(Immagine IA)
L’inizio si circonda di pregiudizi e presupposti che non hanno a che vedere con la purezza
di un viaggio. La sorpresa e la meraviglia si aprono come ali, in volo su nuvole sfuggenti e
struggenti.
Le orme sono tracce indelebili, piccoli ricami di ricordi lontani e fortunati.
Nonostante il tempo scivoli come un tronco trasportato dalla corrente di un fiume, un sorriso antico si tinge di colori e tesori.
C’è un posto dove poter arrestare ciò che non si vuole lasciare? Così come un colibrì solitario si cerca di evitare, di scappare, fili che non legano perché una marionetta è più semplice da governare che apprezzare e tutto sembra cadere come le palline di una collana spezzata. I fili si tramutano in file di quotidianità, strade da percorrere, luoghi da scorrere come pagine di una rivista piena di foto e parole sempre più piccole e vuote.
Arriva la schiuma del mare a riportare tutto a riva, prima genesi di un tramonto tondo e di un mondo fin troppo sordo. Tutto segue una direzione e nulla può illuminare il buio travestito di abiti seducenti, il secolo non è più un passato remoto ma un futuro prossimo. Le richieste si fanno largo violentemente in uno spazio stretto per urlare le loro ragioni ma in fondo a cosa servono le spiegazioni se ogni decisione ti riporta al punto di adesione?

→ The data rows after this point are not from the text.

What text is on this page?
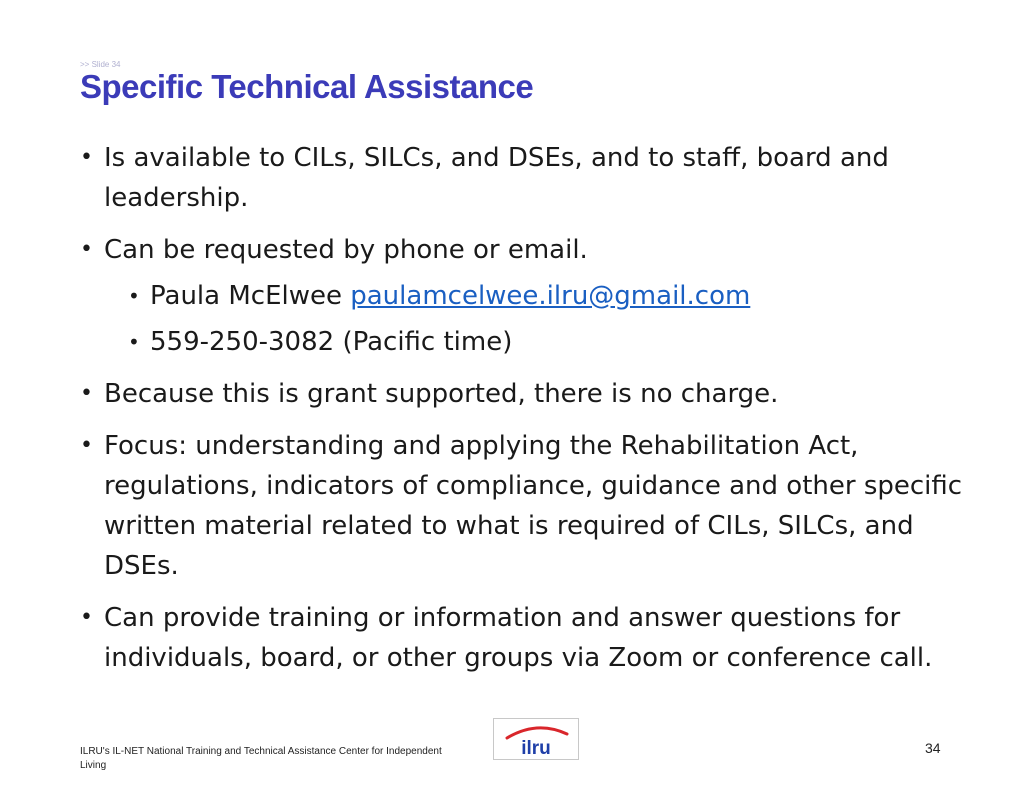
>> Slide 34
Specific Technical Assistance
• Is available to CILs, SILCs, and DSEs, and to staff, board and leadership.
• Can be requested by phone or email.
• Paula McElwee paulamcelwee.ilru@gmail.com
• 559-250-3082 (Pacific time)
• Because this is grant supported, there is no charge.
• Focus: understanding and applying the Rehabilitation Act, regulations, indicators of compliance, guidance and other specific written material related to what is required of CILs, SILCs, and DSEs.
• Can provide training or information and answer questions for individuals, board, or other groups via Zoom or conference call.
ILRU's IL-NET National Training and Technical Assistance Center for Independent Living
ilru	34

Avanza il giorno come un’illustrazione di un tempo in fibrillazione, chiuso in un barattolo di biscotti, troppo cotti, troppo sciocchi, sciolti come una vecchia cera malinconica. Il sipario restituisce l’essere nel mondo come una fonte di ispirazione, segnali che indicano il nostro recitare dentro un teatro piccolo e fatale.
Dove si trovano gli strumenti per codificare i suoni del domandare? Comprendere è sempre un flusso distinto da un istinto facile all’arrembaggio, pirati in cerca di forzieri pieni di risposte e proposte. Eppure, ci muoviamo in questo spazio che non sembra voler ascoltare le nostre ragioni, le nostre emozioni così il corpo si sposta alla ricerca di un tempo che possa lenire le nostre delusioni. Arriva la perdita, non nella forma della sconfitta ma nella dimensione della solitudine di essere un oggetto svanito nel silenzio più sconfinato di un dire mai sensato. Sono gabbie costruite su fondamenti solidi, parole collegate da vuoti insoliti e tutto sembra una giostra di cavalli colorati e luci che si sciolgono come gelati.
C’è un termine che non conduce a una fine, un fine, è il tumulto del capire che non c’è liberazione nella comprensione perché ogni accettazione è solo una fragile occasione. Tante lettere, schiave di un padrone che non vuole la loro opinione, ma soltanto la loro sottomissione e la loro potente combinazione.
C’è un posto dove poter parlare senza avere la sensazione di essere un trascurabile affare? La fine si separa dal viaggio per negare ogni possibile coraggio e nulla è colmo. Il piede stanco lascia dietro il passaggio di un pedaggio sempre solo e in ostaggio, così il galeone naviga in tempeste siderali senza soli o stelle da scrutare…e il cielo è lì, silenzioso, ad attendere l’inevitabile.